Optimal management of the endometrium in patients with oestrogen receptor-positive breast cancer taking extended tamoxifen therapy (for 10 years) remains uncertain. A meta-analysis was performed to determine the cumulative risk ratio (RR) for endometrial malignancy following extended compared with standard tamoxifen treatment. A systematic review was undertaken to identify whether routine endometrial surveillance in patients receiving tamoxifen is associated with earlier detection and reduced incidence of endometrial malignancy.

METHODS

Two independent searches were undertaken in the Cochrane Library, PubMed and MEDLINE. A meta-analysis was performed of RCTs reporting on endometrial malignancy risk in extended tamoxifen therapy. A systematic review included prospective studies investigating the benefit of endometrial surveillance during tamoxifen therapy.

RESULTS

Four RCTs reported on endometrial risk in extended tamoxifen therapy. The cumulative risk of endometrial malignancy increased twofold from 1·5 to 3·2 per cent with extended therapy compared with the standard 5 years of tamoxifen (RR 2·29, 95 per cent c.i. 1·60 to 3·28; P < 0·001). Four studies analysed the value of endometrial screening in 5-year cohorts. Endometrial cancer rates of up to 2 per cent were reported, which is higher than rates in the large extended tamoxifen trials.

CONCLUSION

Extended adjuvant tamoxifen is associated with an increase in endometrial cancer.

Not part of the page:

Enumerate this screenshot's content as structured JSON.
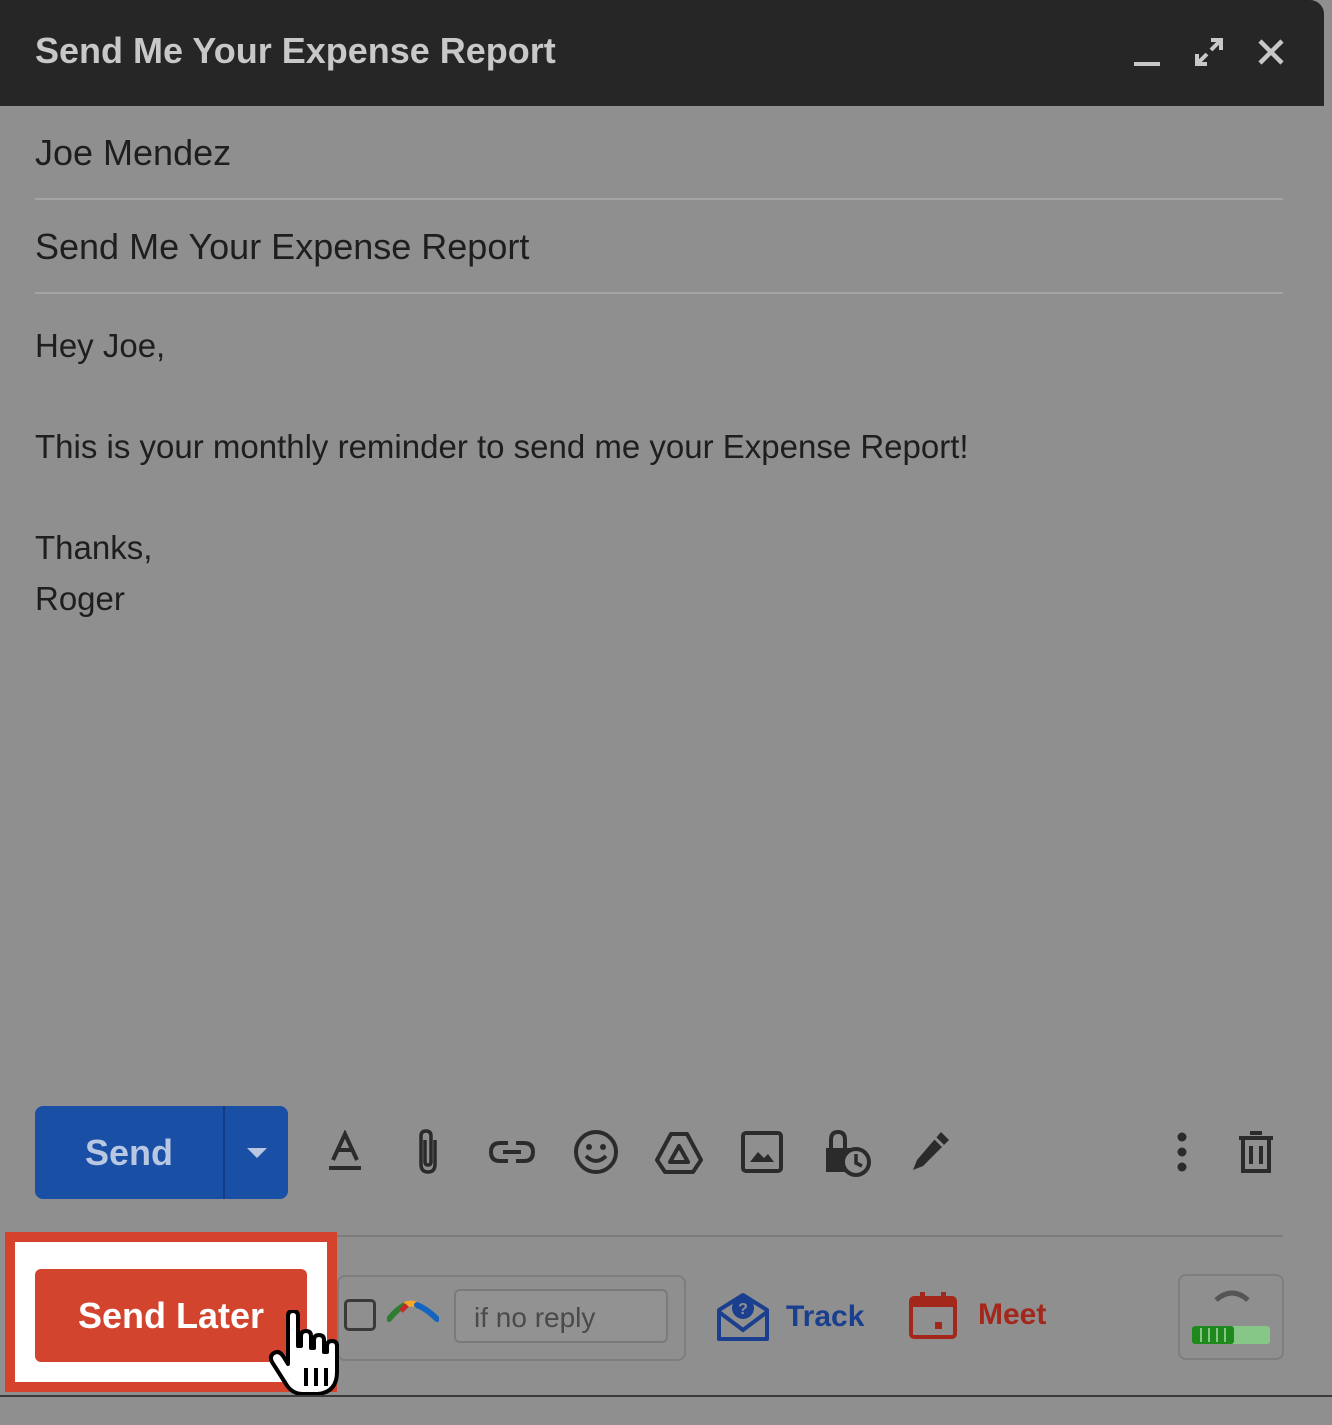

No clear benefit has been shown for routine endometrial surveillance in asymptomatic patients on tamoxifen therapy.

摘要

背景

对于接受延长他莫昔芬治疗(10 年)的雌激素受体阳性乳腺癌患者,子宫内膜的最佳管理仍不确定。进行了一项荟萃分析,以确定与标准他莫昔芬治疗相比,延长他莫昔芬治疗后子宫内膜恶性肿瘤的累积风险比(RR)。进行了系统评价,以确定接受他莫昔芬治疗的患者是否常规进行子宫内膜监测与更早发现和降低子宫内膜恶性肿瘤的发生率相关。

方法

在 Cochrane 图书馆、PubMed 和 MEDLINE 中进行了两次独立搜索。对报告延长他莫昔芬治疗中子宫内膜恶性肿瘤风险的 RCT 进行了荟萃分析。系统评价包括调查在他莫昔芬治疗期间进行子宫内膜监测益处的前瞻性研究。

结果

四项 RCT 报告了延长他莫昔芬治疗中的子宫内膜风险。与标准的 5 年他莫昔芬治疗相比,延长治疗后子宫内膜恶性肿瘤的累积风险增加了两倍,从 1.5%增至 3.2%(RR 2.29,95%置信区间 1.60 至 3.28;P<0.001)。四项研究分析了在 5 年队列中进行子宫内膜筛查的价值。报告的子宫内膜癌发生率高达 2%,高于大型延长他莫昔芬试验中的发生率。

结论

延长辅助他莫昔芬与子宫内膜癌的增加有关。在接受他莫昔芬治疗的无症状患者中,常规进行子宫内膜监测并未显示出明显的益处。